The AOB population showed a linear increase (R 2 = 0.97) in relative abundance up to 8.1 ± 1.0% during the first 19 days of post carbon removal MBBR operation until the biofilm transitioned from DO or kinetic rate limited to ammonia mass transfer rate limited. In the DO or kinetic rate limited time period the decrease in ammonia concentration is correlated to the increasing AOB relative abundance (Spearman R = −0.90, p = 0.04). At this transitory point from a DO to an ammonia rate limited biofilm, the AOBs reached equilibrium within the biofilm at a percent abundance of 5.8 ± 0.7% of the total organisms. Nitrosomonas represented the majority of the AOB population with Nitrosoccocus, Nitrosospira, and Nitrosovibrio being detected at percent abundances less than 0.2%. The percent abundance of the NOB population was significantly lower than the AOB population, with an average relative abundance of 0.1 ± 0.1% after 19 days of operation. The relative abundance of the NOB population increased to 0.6 ± 0.3% after the full 28 day start-up period. There was not an observable correlation between ammonia concentration and NOB relative abundance (Spearman R = −0.62, p = 0.12). Nitrospira was the dominant NOB with Nitrobacter representing less than 1 × 10−4% of the microbial community.
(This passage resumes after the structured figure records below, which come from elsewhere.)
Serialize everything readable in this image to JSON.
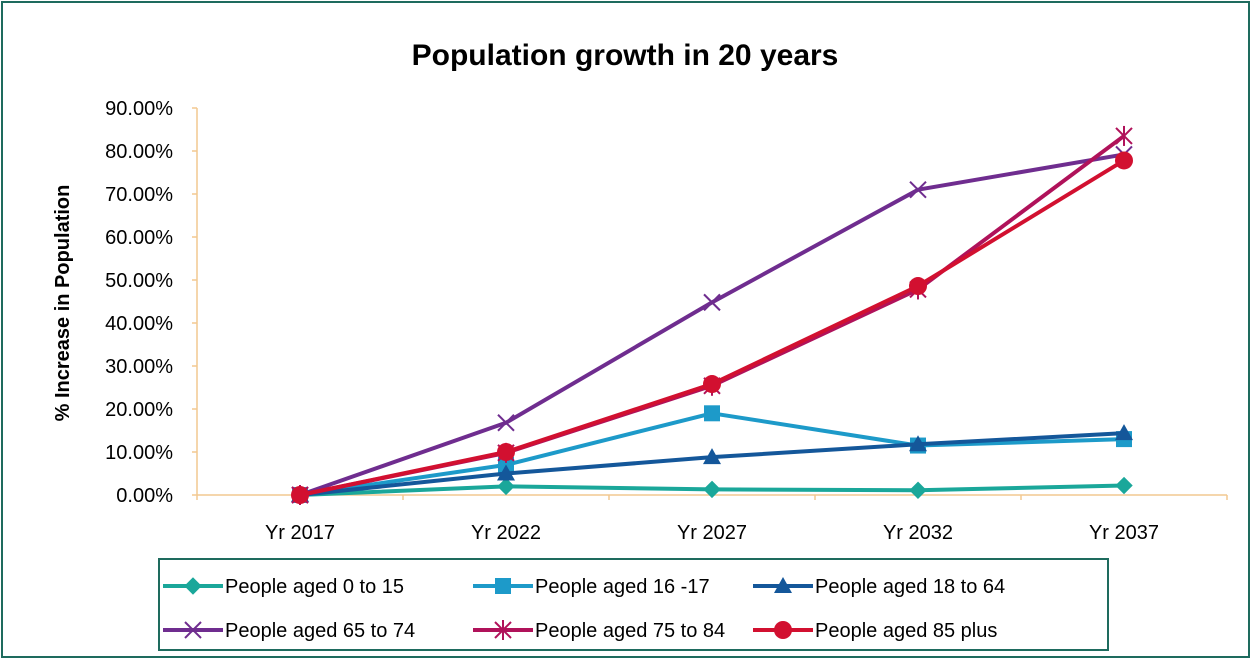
{
  "chart_data": {
    "type": "line",
    "title": "Population growth in 20 years",
    "xlabel": "",
    "ylabel": "% Increase in Population",
    "categories": [
      "Yr 2017",
      "Yr 2022",
      "Yr 2027",
      "Yr 2032",
      "Yr 2037"
    ],
    "y_ticks": [
      "0.00%",
      "10.00%",
      "20.00%",
      "30.00%",
      "40.00%",
      "50.00%",
      "60.00%",
      "70.00%",
      "80.00%",
      "90.00%"
    ],
    "ylim": [
      0,
      90
    ],
    "grid": false,
    "legend_position": "bottom",
    "series": [
      {
        "name": "People aged 0 to 15",
        "values": [
          0,
          2.0,
          1.3,
          1.1,
          2.2
        ],
        "color": "#1aa79a",
        "marker": "diamond"
      },
      {
        "name": "People aged 16 -17",
        "values": [
          0,
          7.0,
          19.0,
          11.5,
          13.0
        ],
        "color": "#1d9ac9",
        "marker": "square"
      },
      {
        "name": "People aged 18 to 64",
        "values": [
          0,
          5.0,
          8.8,
          11.8,
          14.4
        ],
        "color": "#14579a",
        "marker": "triangle"
      },
      {
        "name": "People aged 65 to 74",
        "values": [
          0,
          16.8,
          44.8,
          71.0,
          79.2
        ],
        "color": "#6f2d8f",
        "marker": "x"
      },
      {
        "name": "People aged 75 to 84",
        "values": [
          0,
          9.8,
          25.4,
          47.8,
          83.5
        ],
        "color": "#b0125a",
        "marker": "star"
      },
      {
        "name": "People aged 85 plus",
        "values": [
          0,
          10.0,
          25.8,
          48.6,
          77.8
        ],
        "color": "#d21030",
        "marker": "circle"
      }
    ]
  }
}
The increase in AOB and NOB relative abundance through the 21 day acclimatization period was likely affected by the detachment of the biofilm during the acclimatization to high ammonia, low carbon conditions. In particular, the initial increase in relative abundance of AOBs and NOBs in the post carbon removal MBBR biofilms was likely due to the preferential detachment of heterotrophic organisms that dominated the outer layers of the IFAS biofilm (0 day). Based on previous studies, the heterotrophic communities are most prevalent in the outer layers of wastewater biofilm as they out-compete the slower growing autotrophic, nitrifying, organisms [33]. The detachment observed by elevated effluent TSS concentrations (Fig. 1) and a reduction in biofilm thickness and mass (Fig. 2) did not appear to destabilize the underlying nitrifying biomass as is evident by the maintained ammonia removal kinetics (Fig. S-2). After 19 days of operation, the biofilm successfully stabilized with respect to kinetic rates, biofilm morphology (thickness, mass, density) and the AOB relative abundance within the biofilm. The NOB relative abundance increased after the 19 days of operation and may have continued to increase in the biofilm due to their slow growth as compared with AOBs.

Conclusion

This study effectively demonstrates seeded carriers from a carbon removal IFAS system, which exhibited limited nitrification, rapidly acclimatized to MBBR post carbon removal nitrifying treatment at low temperatures. After 22 h of operation, the post carbon removal nitrifying MBBR removed 73.3 and 83.7% of the influent ammonia and reached steady state after 18 days of operation. This steady state operation corresponded to 96% of the influent ammonia (effluent concentrations less than 1 mg-N/L). The 18th day of operation also corresponded to stabilization of the biofilm and microbial community. It was observed the biofilm undergoes an initial sloughing period with rapid EPS producing bacteria, such as Myxococcales, stabilizing the biofilm matrix. The stabilized biofilm reached equilibrium relative abundance of AOBs and NOBs indicating the post carbon removal nitrifying MBBR has adapted to a true nitrifying system. As secondary IFAS treatment systems are the most common application of the IFAS technology, carriers from these systems may be more readily available for harvesting to seed MBBR nitrifying systems. Although seeding a full scale MBBR plant would present challenges with respect to the harvesting of a substantial volume of carriers, this study indicates the potential of using seeded carriers from an IFAS system to partially seed a new MBBR plant.